E é a partir daí que acabam surgindo personagens como o samurai que não segue o bushido,  os feiticeiros que ficam curiosos de seus poderes e no lugar de simplesmente usá-los de maneira frenética buscam estudar-los, o bárbaro já velho que evita lutas desnecessárias e resolve conflitos de forma mais inteligente e baseado em sua sabedoria de vida… o monge que usa pistolas e luta meio que um GunFu tipo o Neo de Matrix.
 
 
Note que nenhum dos exemplos que eu dei é de fato inovador, e você pode estar falando agora “como você reclama de estereótipos se você próprio está citando um monte deles?”. Minha resposta para esta indagação é: Hoje criar algo 100% original é quase impossível, como disse antes você está a todo momento bebendo de fontes diferentes que vão estar te influenciando e claro existe uma diferença bem tênue entre um estereótipo é um arquétipo de personagem.
 
Nada de novo aqui para quem já tem um tempo de estrada. Prosseguindo…
 
Estereótipos geralmente tendem a estar baseados em cima de um senso comum do que é esperado ou que eventualmente acaba se tornando por uma extensa repetição da mesma ideia. Geralmente são uma visão limitada e pouco ampla de um conceito, quase preconceituosa muitas das vezes. Um exemplo bem fácil seria um bárbaro burro e que apenas bate sendo uma massa de músculos sem nenhuma personalidade.
Arquétipos por sua vez também são “padrões”, mas muito mais amplos. São independentes e podem se encaixar em mais de uma situação. Eles podem ser moldados de forma bem mais livre, mesmo que às vezes acabam caindo em um lugar comum ou caindo em algum “clichê”. Eles também possuem mais “área de manobra” para criação e para se trabalhar em cima.
 
Um exemplo seria um Paladino que anda de lugar em lugar fazendo o bem, entretanto ele não o faz porque acha que aquilo é o certo a se fazer ele o faz porque ele gosta, porque sente prazer por aquilo. Não é muito diferente do arquétipo do herói que estão acostumados, porém se aprofunda um pouco mais nas motivações do próprio personagem.
Tem um ótimo vídeo do Matthew Mercer do Critical Role onde ele fala de personagens pouco usuais, que vão contra as tropes que já estamos acostumados a seguir, fazendo uma alteração aqui e ali mais cosmética de como o personagem acessa os poderes de sua classe ou um outro ponto de vista da própria classe.
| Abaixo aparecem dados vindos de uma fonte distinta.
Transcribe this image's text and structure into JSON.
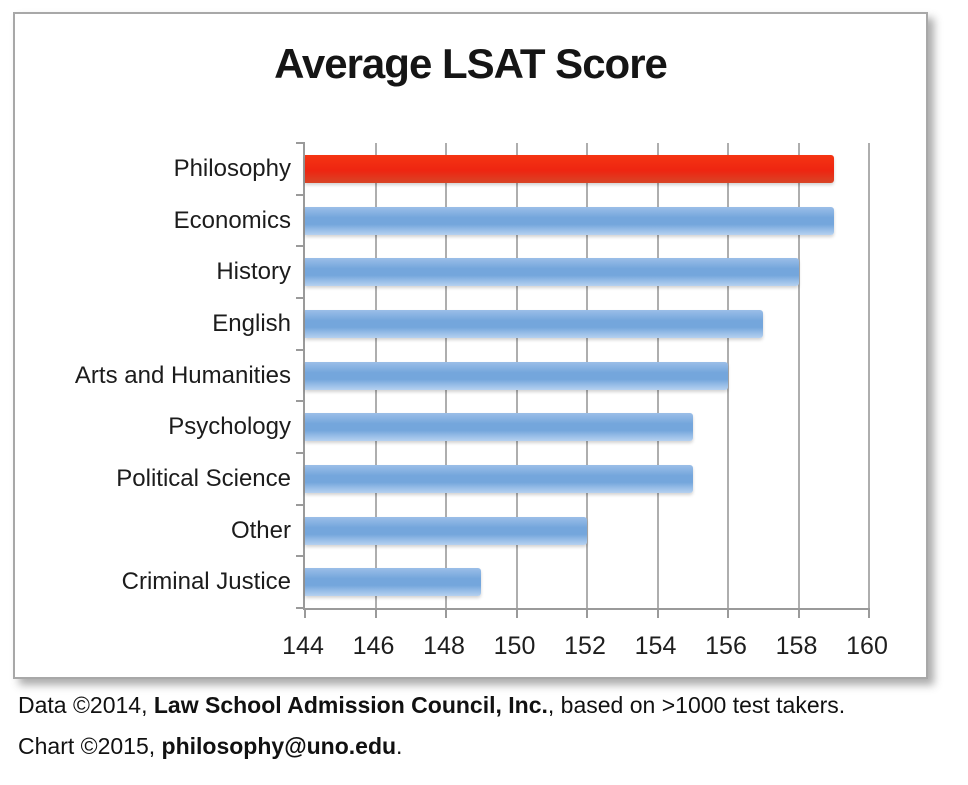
{
  "figure": {
    "title": "Average LSAT Score"
  },
  "chart_data": {
    "type": "bar",
    "orientation": "horizontal",
    "title": "Average LSAT Score",
    "categories": [
      "Philosophy",
      "Economics",
      "History",
      "English",
      "Arts and Humanities",
      "Psychology",
      "Political Science",
      "Other",
      "Criminal Justice"
    ],
    "values": [
      159,
      159,
      158,
      157,
      156,
      155,
      155,
      152,
      149
    ],
    "highlight_category": "Philosophy",
    "xlim": [
      144,
      160
    ],
    "x_ticks": [
      144,
      146,
      148,
      150,
      152,
      154,
      156,
      158,
      160
    ],
    "xlabel": "",
    "ylabel": "",
    "grid": true,
    "legend": false
  },
  "colors": {
    "default_bar": "#74A6DC",
    "default_bar_top": "#9BBEE8",
    "default_bar_light": "#B6D1F0",
    "highlight_bar": "#EE2511",
    "highlight_bar_top": "#F53512",
    "highlight_bar_dark": "#D84527",
    "grid": "#AEAEAE",
    "axis": "#9A9A9A",
    "box_border": "#A8A8A8"
  },
  "footer": {
    "line1_prefix": "Data ©2014, ",
    "line1_bold": "Law School Admission Council, Inc.",
    "line1_suffix": ", based on >1000 test takers.",
    "line2_prefix": "Chart ©2015, ",
    "line2_bold": "philosophy@uno.edu",
    "line2_suffix": "."
  }
}
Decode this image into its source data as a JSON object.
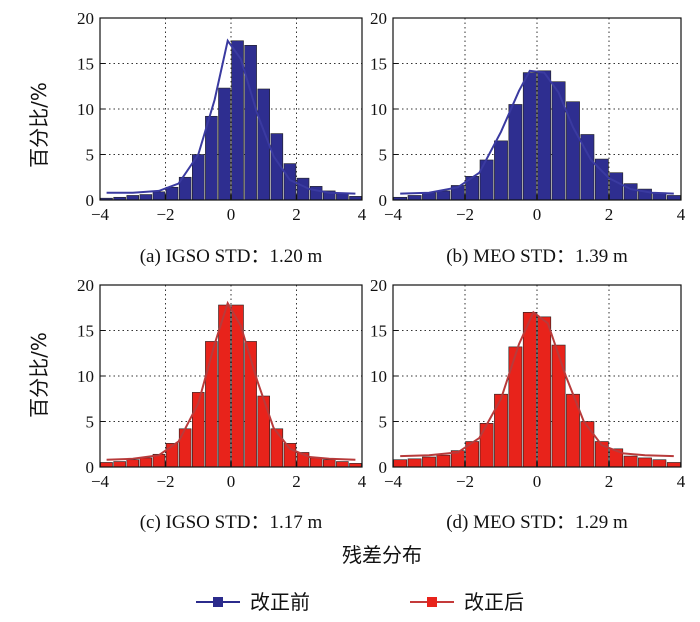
{
  "figure": {
    "xlabel": "残差分布",
    "ylabel": "百分比/%",
    "legend": [
      {
        "label": "改正前",
        "color": "#2b2b8c"
      },
      {
        "label": "改正后",
        "color": "#c43a3a"
      }
    ]
  },
  "chart_data": [
    {
      "type": "bar",
      "caption": "(a) IGSO STD：1.20 m",
      "series_name": "改正前",
      "xlim": [
        -4,
        4
      ],
      "ylim": [
        0,
        20
      ],
      "xticks": [
        -4,
        -2,
        0,
        2,
        4
      ],
      "yticks": [
        0,
        5,
        10,
        15,
        20
      ],
      "bar_color": "#2e2e90",
      "line_color": "#3a3aa0",
      "bin_centers": [
        -3.8,
        -3.4,
        -3.0,
        -2.6,
        -2.2,
        -1.8,
        -1.4,
        -1.0,
        -0.6,
        -0.2,
        0.2,
        0.6,
        1.0,
        1.4,
        1.8,
        2.2,
        2.6,
        3.0,
        3.4,
        3.8
      ],
      "values": [
        0.2,
        0.3,
        0.5,
        0.6,
        0.9,
        1.4,
        2.5,
        5.0,
        9.2,
        12.3,
        17.5,
        17.0,
        12.2,
        7.3,
        4.0,
        2.4,
        1.5,
        1.0,
        0.7,
        0.4
      ],
      "fit_curve": {
        "x": [
          -3.8,
          -3.0,
          -2.2,
          -1.6,
          -1.0,
          -0.5,
          -0.1,
          0.3,
          0.8,
          1.3,
          1.8,
          2.4,
          3.0,
          3.8
        ],
        "y": [
          0.8,
          0.8,
          1.0,
          1.8,
          5.0,
          11.0,
          17.5,
          15.5,
          9.5,
          4.8,
          2.2,
          1.2,
          0.8,
          0.7
        ]
      }
    },
    {
      "type": "bar",
      "caption": "(b) MEO STD：1.39 m",
      "series_name": "改正前",
      "xlim": [
        -4,
        4
      ],
      "ylim": [
        0,
        20
      ],
      "xticks": [
        -4,
        -2,
        0,
        2,
        4
      ],
      "yticks": [
        0,
        5,
        10,
        15,
        20
      ],
      "bar_color": "#2e2e90",
      "line_color": "#3a3aa0",
      "bin_centers": [
        -3.8,
        -3.4,
        -3.0,
        -2.6,
        -2.2,
        -1.8,
        -1.4,
        -1.0,
        -0.6,
        -0.2,
        0.2,
        0.6,
        1.0,
        1.4,
        1.8,
        2.2,
        2.6,
        3.0,
        3.4,
        3.8
      ],
      "values": [
        0.3,
        0.5,
        0.8,
        1.0,
        1.6,
        2.6,
        4.4,
        6.5,
        10.5,
        14.0,
        14.2,
        13.0,
        10.8,
        7.2,
        4.5,
        3.0,
        1.8,
        1.2,
        0.8,
        0.5
      ],
      "fit_curve": {
        "x": [
          -3.8,
          -3.0,
          -2.2,
          -1.6,
          -1.0,
          -0.5,
          -0.2,
          0.2,
          0.6,
          1.0,
          1.5,
          2.0,
          2.6,
          3.2,
          3.8
        ],
        "y": [
          0.7,
          0.8,
          1.4,
          3.0,
          7.5,
          12.0,
          14.2,
          14.0,
          11.8,
          8.0,
          4.4,
          2.4,
          1.2,
          0.8,
          0.7
        ]
      }
    },
    {
      "type": "bar",
      "caption": "(c) IGSO STD：1.17 m",
      "series_name": "改正后",
      "xlim": [
        -4,
        4
      ],
      "ylim": [
        0,
        20
      ],
      "xticks": [
        -4,
        -2,
        0,
        2,
        4
      ],
      "yticks": [
        0,
        5,
        10,
        15,
        20
      ],
      "bar_color": "#e8231b",
      "line_color": "#b83b3b",
      "bin_centers": [
        -3.8,
        -3.4,
        -3.0,
        -2.6,
        -2.2,
        -1.8,
        -1.4,
        -1.0,
        -0.6,
        -0.2,
        0.2,
        0.6,
        1.0,
        1.4,
        1.8,
        2.2,
        2.6,
        3.0,
        3.4,
        3.8
      ],
      "values": [
        0.5,
        0.6,
        0.8,
        1.0,
        1.4,
        2.6,
        4.2,
        8.2,
        13.8,
        17.8,
        17.8,
        13.8,
        7.8,
        4.2,
        2.6,
        1.6,
        1.0,
        0.8,
        0.6,
        0.4
      ],
      "fit_curve": {
        "x": [
          -3.8,
          -3.0,
          -2.2,
          -1.6,
          -1.0,
          -0.5,
          -0.1,
          0.3,
          0.8,
          1.3,
          1.8,
          2.4,
          3.0,
          3.8
        ],
        "y": [
          0.8,
          0.9,
          1.3,
          2.8,
          7.0,
          13.5,
          18.0,
          15.5,
          9.5,
          4.3,
          2.0,
          1.1,
          0.9,
          0.8
        ]
      }
    },
    {
      "type": "bar",
      "caption": "(d) MEO STD：1.29 m",
      "series_name": "改正后",
      "xlim": [
        -4,
        4
      ],
      "ylim": [
        0,
        20
      ],
      "xticks": [
        -4,
        -2,
        0,
        2,
        4
      ],
      "yticks": [
        0,
        5,
        10,
        15,
        20
      ],
      "bar_color": "#e8231b",
      "line_color": "#b83b3b",
      "bin_centers": [
        -3.8,
        -3.4,
        -3.0,
        -2.6,
        -2.2,
        -1.8,
        -1.4,
        -1.0,
        -0.6,
        -0.2,
        0.2,
        0.6,
        1.0,
        1.4,
        1.8,
        2.2,
        2.6,
        3.0,
        3.4,
        3.8
      ],
      "values": [
        0.8,
        0.9,
        1.1,
        1.3,
        1.8,
        2.8,
        4.8,
        8.0,
        13.2,
        17.0,
        16.5,
        13.4,
        8.0,
        5.0,
        2.8,
        2.0,
        1.2,
        1.0,
        0.8,
        0.5
      ],
      "fit_curve": {
        "x": [
          -3.8,
          -3.0,
          -2.2,
          -1.6,
          -1.0,
          -0.5,
          -0.1,
          0.3,
          0.8,
          1.3,
          1.8,
          2.4,
          3.0,
          3.8
        ],
        "y": [
          1.2,
          1.3,
          1.6,
          3.2,
          7.5,
          13.5,
          17.0,
          15.8,
          10.0,
          5.0,
          2.4,
          1.5,
          1.3,
          1.2
        ]
      }
    }
  ]
}
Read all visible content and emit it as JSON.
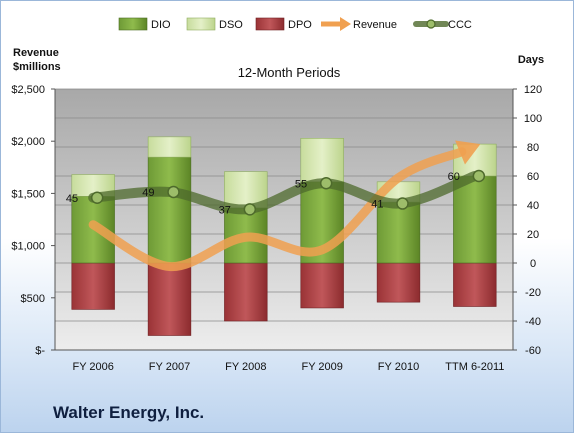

Apesar disto tudo, cada um destes elementos citados individualmente não formam nossos personagens. Quando acabamos juntando todos eles e quando em jogo permitimos moldar através da narrativa o que ele é, vamos dando forma e vida a este indivíduo ficcional. 
Talvez o que falte é um pouco de coragem de querer ser diferente para alguns, ou simplesmente uma visão mais ampla do que este sendo jogado. Ou talvez seja falta de referências e de vivência.